I’m not terribly happy with our approach of manually populating everything (we have sets of four names for pretty much everything: name=, int_name=, name:sr=, name:sr-Latn=), since the basic Cyrillic name can be transliterated 1:1 to other forms. However, they provide a good workaround in cases when data consumers that don’t implement country-specific transliterations, so they could fall back to int_name to search for or render.

In Serbocroatian the Latin script is a tool used by local users since the 19th century. In Greek or Bulgarian, the transliterations on signage are for the convenience of foreigners only. Greek speaking people never use this transliteration to actually write out the language, and often adopt conflicting ones to conform to the norms of local languages when immigrating: see the many forms of Giannis.

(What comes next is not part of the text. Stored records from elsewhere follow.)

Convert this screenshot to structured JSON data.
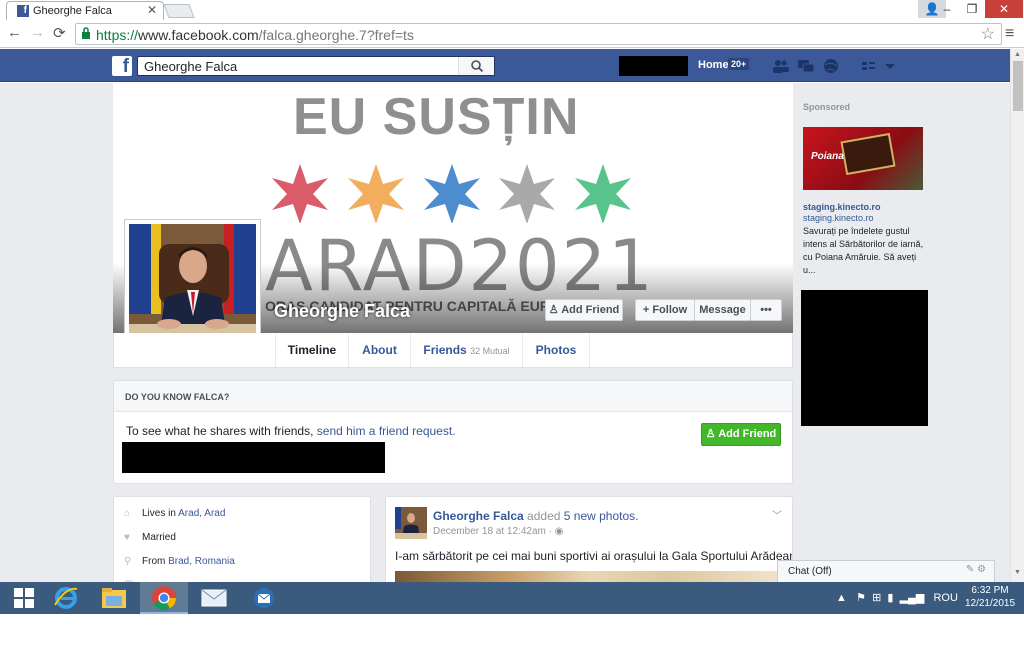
{
  "browser": {
    "tab_title": "Gheorghe Falca",
    "url_scheme": "https://",
    "url_host": "www.facebook.com",
    "url_path": "/falca.gheorghe.7?fref=ts"
  },
  "fb_header": {
    "search_value": "Gheorghe Falca",
    "home_label": "Home",
    "home_badge": "20+"
  },
  "cover": {
    "headline": "EU SUSȚIN",
    "city": "ARAD2021",
    "subline": "ORAȘ CANDIDAT PENTRU CAPITALĂ EUROPEANĂ",
    "profile_name": "Gheorghe Falca",
    "buttons": {
      "add_friend": "Add Friend",
      "follow": "Follow",
      "message": "Message",
      "more": "•••"
    }
  },
  "profile_tabs": {
    "timeline": "Timeline",
    "about": "About",
    "friends": "Friends",
    "friends_mutual": "32 Mutual",
    "photos": "Photos"
  },
  "do_you_know": {
    "title": "DO YOU KNOW FALCA?",
    "text_prefix": "To see what he shares with friends,",
    "text_link": "send him a friend request.",
    "button": "Add Friend"
  },
  "intro": {
    "lives_prefix": "Lives in",
    "lives_link": "Arad, Arad",
    "relationship": "Married",
    "from_prefix": "From",
    "from_link": "Brad, Romania"
  },
  "post": {
    "author": "Gheorghe Falca",
    "action": "added",
    "action_link": "5 new photos.",
    "date": "December 18 at 12:42am · ",
    "text": "I-am sărbătorit pe cei mai buni sportivi ai orașului la Gala Sportului Arădean."
  },
  "sidebar": {
    "sponsored_label": "Sponsored",
    "ad_brand": "Poiana",
    "ad_title": "staging.kinecto.ro",
    "ad_domain": "staging.kinecto.ro",
    "ad_body": "Savurați pe îndelete gustul intens al Sărbătorilor de iarnă, cu Poiana Amăruie. Să aveți u..."
  },
  "chat": {
    "label": "Chat (Off)"
  },
  "taskbar": {
    "language": "ROU",
    "time": "6:32 PM",
    "date": "12/21/2015"
  },
  "colors": {
    "fb_blue": "#3b5998",
    "link": "#365899",
    "green_button": "#42b72a",
    "taskbar": "#3a5a7e"
  }
}
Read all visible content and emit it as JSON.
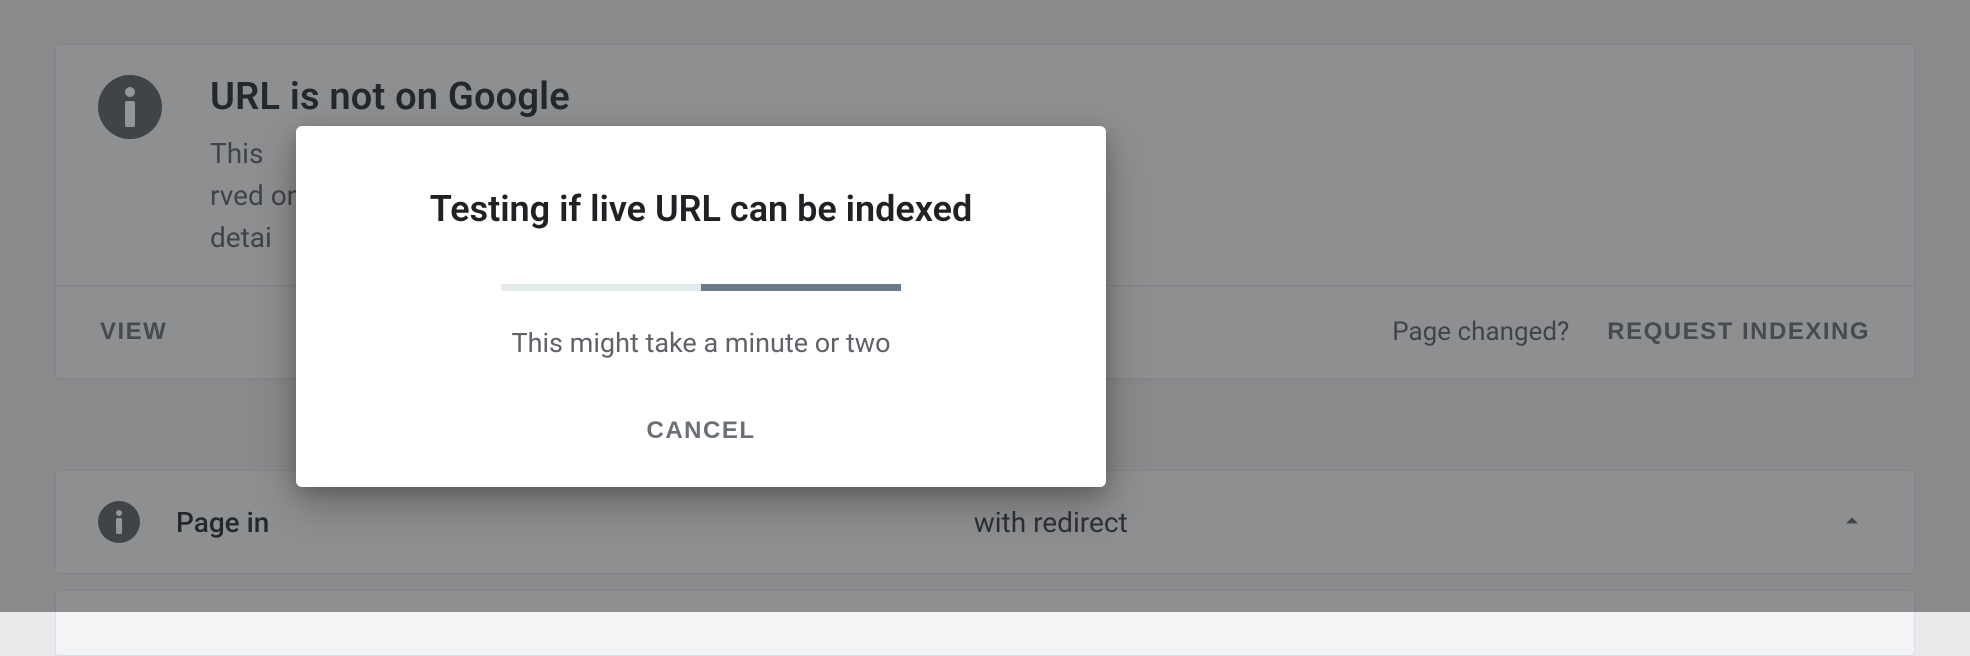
{
  "card": {
    "title": "URL is not on Google",
    "subtitle_prefix": "This",
    "subtitle_mid": "rved on Google. See the",
    "subtitle_line2_prefix": "detai",
    "view_button": "VIEW",
    "page_changed_hint": "Page changed?",
    "request_indexing_button": "REQUEST INDEXING"
  },
  "row": {
    "title_prefix": "Page in",
    "value_suffix": "with redirect"
  },
  "dialog": {
    "title": "Testing if live URL can be indexed",
    "subtitle": "This might take a minute or two",
    "cancel": "CANCEL"
  }
}
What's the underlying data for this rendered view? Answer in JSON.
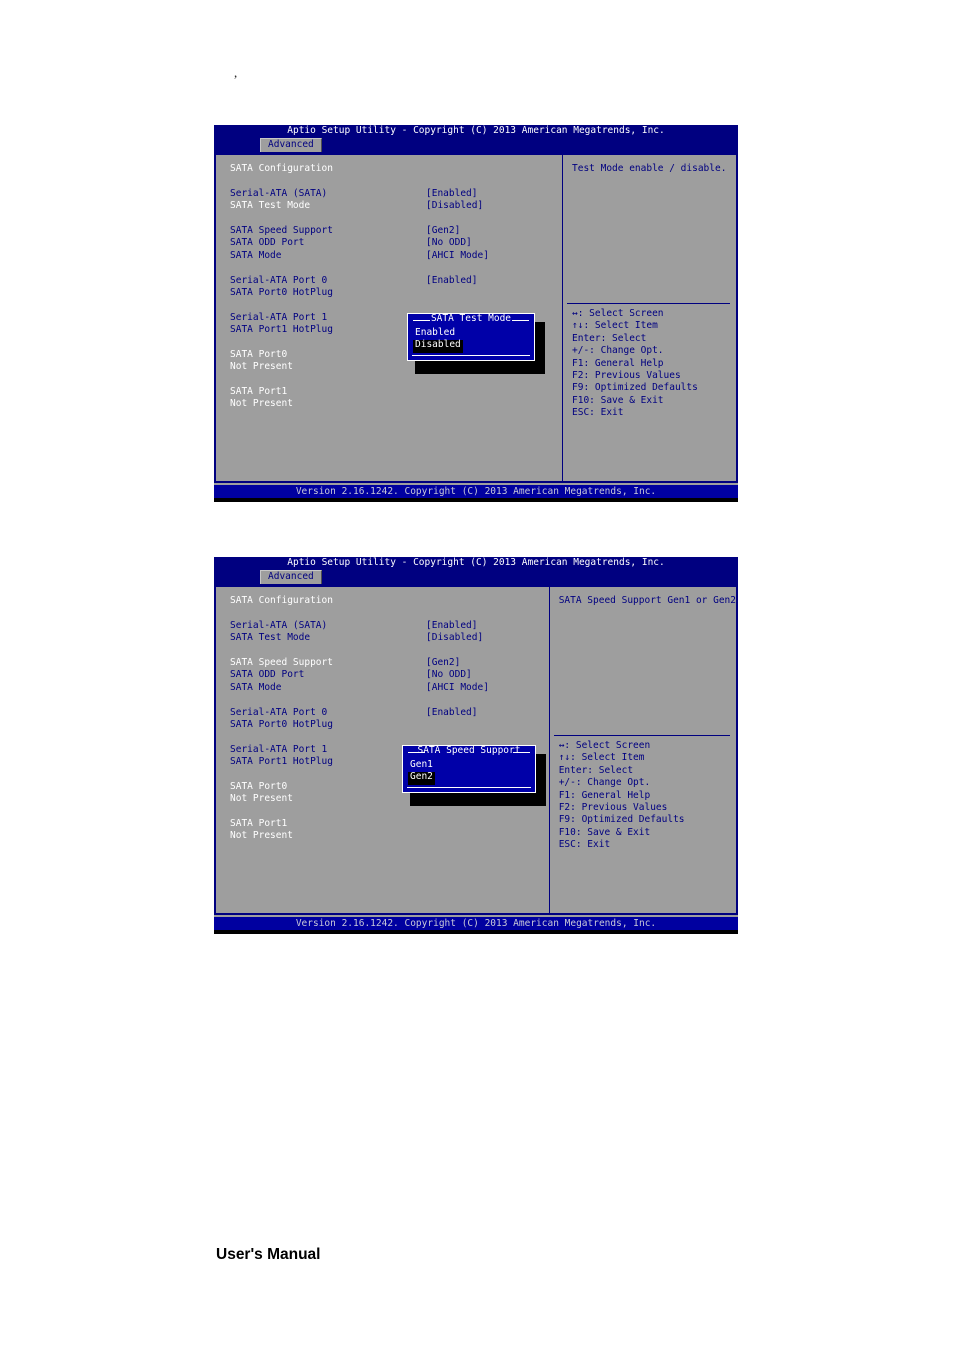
{
  "page": {
    "stray_mark": ",",
    "footer_label": "User's Manual"
  },
  "screen1": {
    "title": "Aptio Setup Utility - Copyright (C) 2013 American Megatrends, Inc.",
    "tab": "Advanced",
    "section_heading": "SATA Configuration",
    "items": [
      {
        "label": "Serial-ATA (SATA)",
        "value": "[Enabled]",
        "style": "blue"
      },
      {
        "label": "SATA Test Mode",
        "value": "[Disabled]",
        "style": "white"
      },
      {
        "label": "SATA Speed Support",
        "value": "[Gen2]",
        "style": "blue"
      },
      {
        "label": "SATA ODD Port",
        "value": "[No ODD]",
        "style": "blue"
      },
      {
        "label": "SATA Mode",
        "value": "[AHCI Mode]",
        "style": "blue"
      },
      {
        "label": "Serial-ATA Port 0",
        "value": "[Enabled]",
        "style": "blue"
      },
      {
        "label": "SATA Port0 HotPlug",
        "value": "",
        "style": "blue"
      },
      {
        "label": "Serial-ATA Port 1",
        "value": "",
        "style": "blue"
      },
      {
        "label": "SATA Port1 HotPlug",
        "value": "",
        "style": "blue"
      },
      {
        "label": "SATA Port0",
        "value": "",
        "style": "dark"
      },
      {
        "label": "Not Present",
        "value": "",
        "style": "dark"
      },
      {
        "label": "SATA Port1",
        "value": "",
        "style": "dark"
      },
      {
        "label": "Not Present",
        "value": "",
        "style": "dark"
      }
    ],
    "help_text": "Test Mode enable / disable.",
    "legend": [
      "↔: Select Screen",
      "↑↓: Select Item",
      "Enter: Select",
      "+/-: Change Opt.",
      "F1: General Help",
      "F2: Previous Values",
      "F9: Optimized Defaults",
      "F10: Save & Exit",
      "ESC: Exit"
    ],
    "popup": {
      "title": "SATA Test Mode",
      "options": [
        "Enabled",
        "Disabled"
      ],
      "selected": "Disabled"
    },
    "footer": "Version 2.16.1242. Copyright (C) 2013 American Megatrends, Inc."
  },
  "screen2": {
    "title": "Aptio Setup Utility - Copyright (C) 2013 American Megatrends, Inc.",
    "tab": "Advanced",
    "section_heading": "SATA Configuration",
    "items": [
      {
        "label": "Serial-ATA (SATA)",
        "value": "[Enabled]",
        "style": "blue"
      },
      {
        "label": "SATA Test Mode",
        "value": "[Disabled]",
        "style": "blue"
      },
      {
        "label": "SATA Speed Support",
        "value": "[Gen2]",
        "style": "white"
      },
      {
        "label": "SATA ODD Port",
        "value": "[No ODD]",
        "style": "blue"
      },
      {
        "label": "SATA Mode",
        "value": "[AHCI Mode]",
        "style": "blue"
      },
      {
        "label": "Serial-ATA Port 0",
        "value": "[Enabled]",
        "style": "blue"
      },
      {
        "label": "SATA Port0 HotPlug",
        "value": "",
        "style": "blue"
      },
      {
        "label": "Serial-ATA Port 1",
        "value": "",
        "style": "blue"
      },
      {
        "label": "SATA Port1 HotPlug",
        "value": "",
        "style": "blue"
      },
      {
        "label": "SATA Port0",
        "value": "",
        "style": "dark"
      },
      {
        "label": "Not Present",
        "value": "",
        "style": "dark"
      },
      {
        "label": "SATA Port1",
        "value": "",
        "style": "dark"
      },
      {
        "label": "Not Present",
        "value": "",
        "style": "dark"
      }
    ],
    "help_text": "SATA Speed Support Gen1 or Gen2",
    "legend": [
      "↔: Select Screen",
      "↑↓: Select Item",
      "Enter: Select",
      "+/-: Change Opt.",
      "F1: General Help",
      "F2: Previous Values",
      "F9: Optimized Defaults",
      "F10: Save & Exit",
      "ESC: Exit"
    ],
    "popup": {
      "title": "SATA Speed Support",
      "options": [
        "Gen1",
        "Gen2"
      ],
      "selected": "Gen2"
    },
    "footer": "Version 2.16.1242. Copyright (C) 2013 American Megatrends, Inc."
  },
  "colors": {
    "bios_blue": "#000080",
    "bios_gray": "#9e9e9e",
    "popup_blue": "#0000a8",
    "highlight": "#000000"
  }
}
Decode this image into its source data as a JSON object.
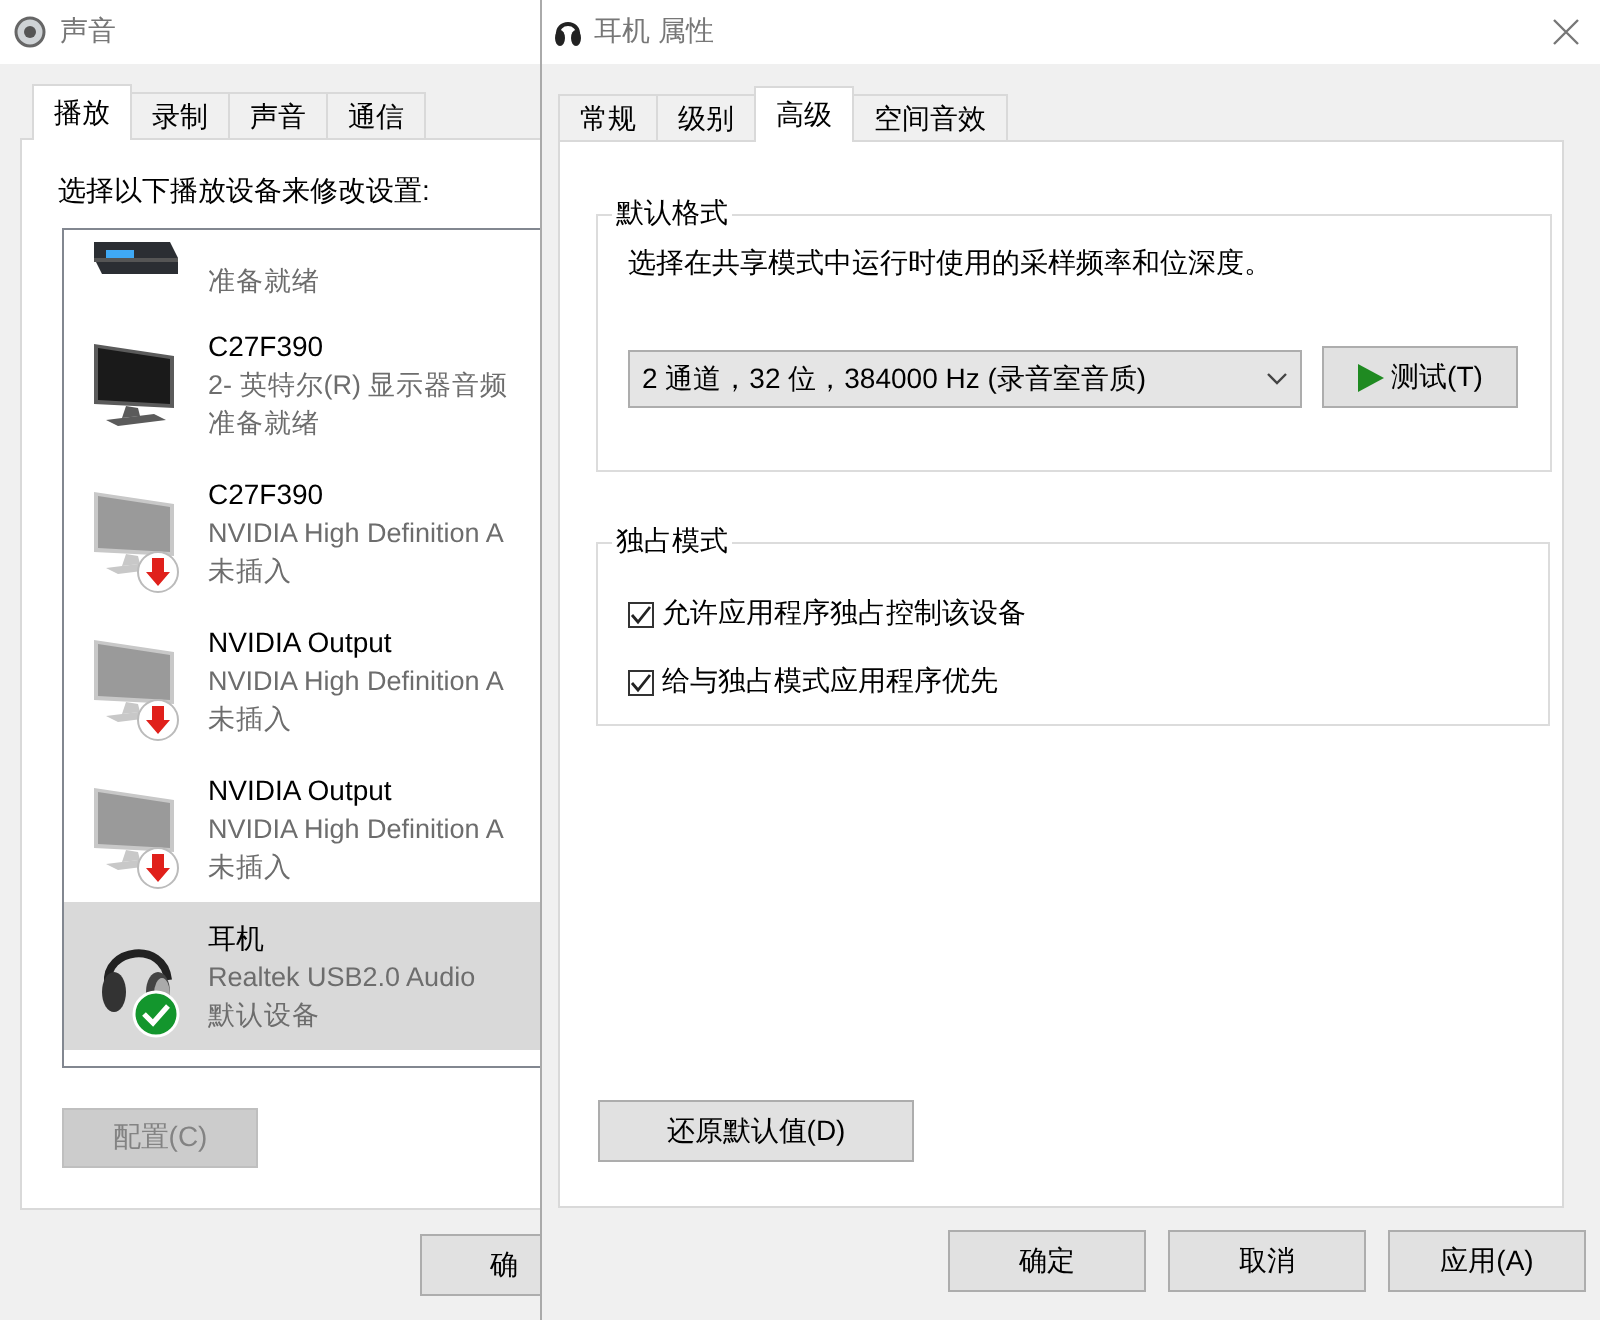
{
  "sound_window": {
    "title": "声音",
    "tabs": [
      {
        "label": "播放",
        "selected": true
      },
      {
        "label": "录制",
        "selected": false
      },
      {
        "label": "声音",
        "selected": false
      },
      {
        "label": "通信",
        "selected": false
      }
    ],
    "instruction": "选择以下播放设备来修改设置:",
    "devices": [
      {
        "kind": "receiver",
        "unplugged": false,
        "default": false,
        "status": "准备就绪",
        "selected": false
      },
      {
        "kind": "monitor",
        "unplugged": false,
        "default": false,
        "name": "C27F390",
        "description": "2- 英特尔(R) 显示器音频",
        "status": "准备就绪",
        "selected": false
      },
      {
        "kind": "monitor",
        "unplugged": true,
        "default": false,
        "name": "C27F390",
        "description": "NVIDIA High Definition A",
        "status": "未插入",
        "selected": false
      },
      {
        "kind": "monitor",
        "unplugged": true,
        "default": false,
        "name": "NVIDIA Output",
        "description": "NVIDIA High Definition A",
        "status": "未插入",
        "selected": false
      },
      {
        "kind": "monitor",
        "unplugged": true,
        "default": false,
        "name": "NVIDIA Output",
        "description": "NVIDIA High Definition A",
        "status": "未插入",
        "selected": false
      },
      {
        "kind": "headphones",
        "unplugged": false,
        "default": true,
        "name": "耳机",
        "description": "Realtek USB2.0 Audio",
        "status": "默认设备",
        "selected": true
      }
    ],
    "configure_button": {
      "label": "配置(C)",
      "disabled": true
    },
    "ok_button": "确"
  },
  "properties_window": {
    "title": "耳机 属性",
    "tabs": [
      {
        "label": "常规",
        "selected": false
      },
      {
        "label": "级别",
        "selected": false
      },
      {
        "label": "高级",
        "selected": true
      },
      {
        "label": "空间音效",
        "selected": false
      }
    ],
    "default_format": {
      "legend": "默认格式",
      "description": "选择在共享模式中运行时使用的采样频率和位深度。",
      "format": "2 通道，32 位，384000 Hz (录音室音质)",
      "test_button": "测试(T)"
    },
    "exclusive_mode": {
      "legend": "独占模式",
      "options": [
        {
          "label": "允许应用程序独占控制该设备",
          "checked": true
        },
        {
          "label": "给与独占模式应用程序优先",
          "checked": true
        }
      ]
    },
    "restore_button": "还原默认值(D)",
    "buttons": [
      "确定",
      "取消",
      "应用(A)"
    ]
  }
}
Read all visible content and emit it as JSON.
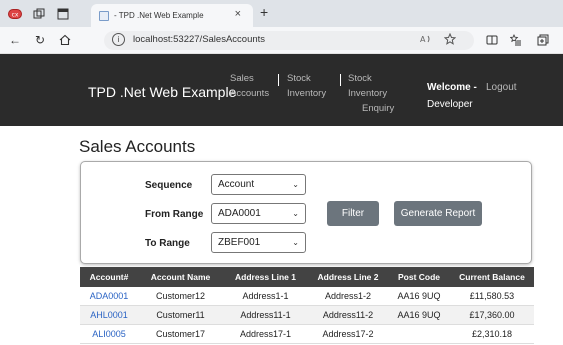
{
  "browser": {
    "tab_title": "- TPD .Net Web Example",
    "tab_close": "×",
    "new_tab": "+",
    "url": "localhost:53227/SalesAccounts",
    "info_glyph": "i"
  },
  "header": {
    "brand": "TPD .Net Web Example",
    "nav": [
      {
        "line1": "Sales",
        "line2": "Accounts"
      },
      {
        "line1": "Stock",
        "line2": "Inventory"
      },
      {
        "line1": "Stock",
        "line2": "Inventory",
        "line3": "Enquiry"
      }
    ],
    "welcome_bold": "Welcome -",
    "welcome_name": "Developer",
    "logout": "Logout"
  },
  "page": {
    "title": "Sales Accounts"
  },
  "filter": {
    "sequence_label": "Sequence",
    "sequence_value": "Account",
    "from_label": "From Range",
    "from_value": "ADA0001",
    "to_label": "To Range",
    "to_value": "ZBEF001",
    "filter_button": "Filter",
    "report_button": "Generate Report"
  },
  "table": {
    "columns": [
      "Account#",
      "Account Name",
      "Address Line 1",
      "Address Line 2",
      "Post Code",
      "Current Balance"
    ],
    "rows": [
      [
        "ADA0001",
        "Customer12",
        "Address1-1",
        "Address1-2",
        "AA16 9UQ",
        "£11,580.53"
      ],
      [
        "AHL0001",
        "Customer11",
        "Address11-1",
        "Address11-2",
        "AA16 9UQ",
        "£17,360.00"
      ],
      [
        "ALI0005",
        "Customer17",
        "Address17-1",
        "Address17-2",
        "",
        "£2,310.18"
      ]
    ]
  },
  "colors": {
    "header_bg": "#2b2b2b",
    "table_header_bg": "#434343",
    "button_bg": "#6c757d",
    "link": "#2a63c4"
  },
  "icons": {
    "close": "×",
    "chevron": "⌄",
    "back": "←",
    "refresh": "↻",
    "home": "⌂"
  }
}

@Duja , would you mind explaining in a bit more nuance how int_name differs to name:sr_Ltn in your country’s case?

In any case, if there is issue with the usage of int_name, it should be dealt with separately throughout the project with input from each local community, I cannot claim to speak for the entire Greek community, which is much more active than the Cypriot community at hand here. I assume the Bulgarian and Belarusian communities would have their own input on the matter.

On the topic at hand, i don’t mind using name:el-Latn myself for the Cypriot edit. This would however create a break in policy between the two main Greek speaking nations on the planet that it would be useful to keep in mind.

It does solve a Cypriot issue I encountered, of the implication int_name raises that it is the Official name recognised internationally of any given street. For example in Paphos there is a street named after Kemal Ataturk. It has been tagged with
name/name:el=Κεμάλ Ατατούρκ
name:tr=Kemal Atatürk
name:en=Kemal Ataturk
int_name=Kemal Atatourk

The “international” version of Ataturk’s name is clearly the english one and I added that tag so that it can act as a fallback, but the wording of the int_name tag implies the greek transliteration is international. When adressing a letter from say the UK, i suppose that is indeed the case, as the Turkish names of more obscure Turkish lords may not be legible to a Greek speaking Cypriot postman, but still.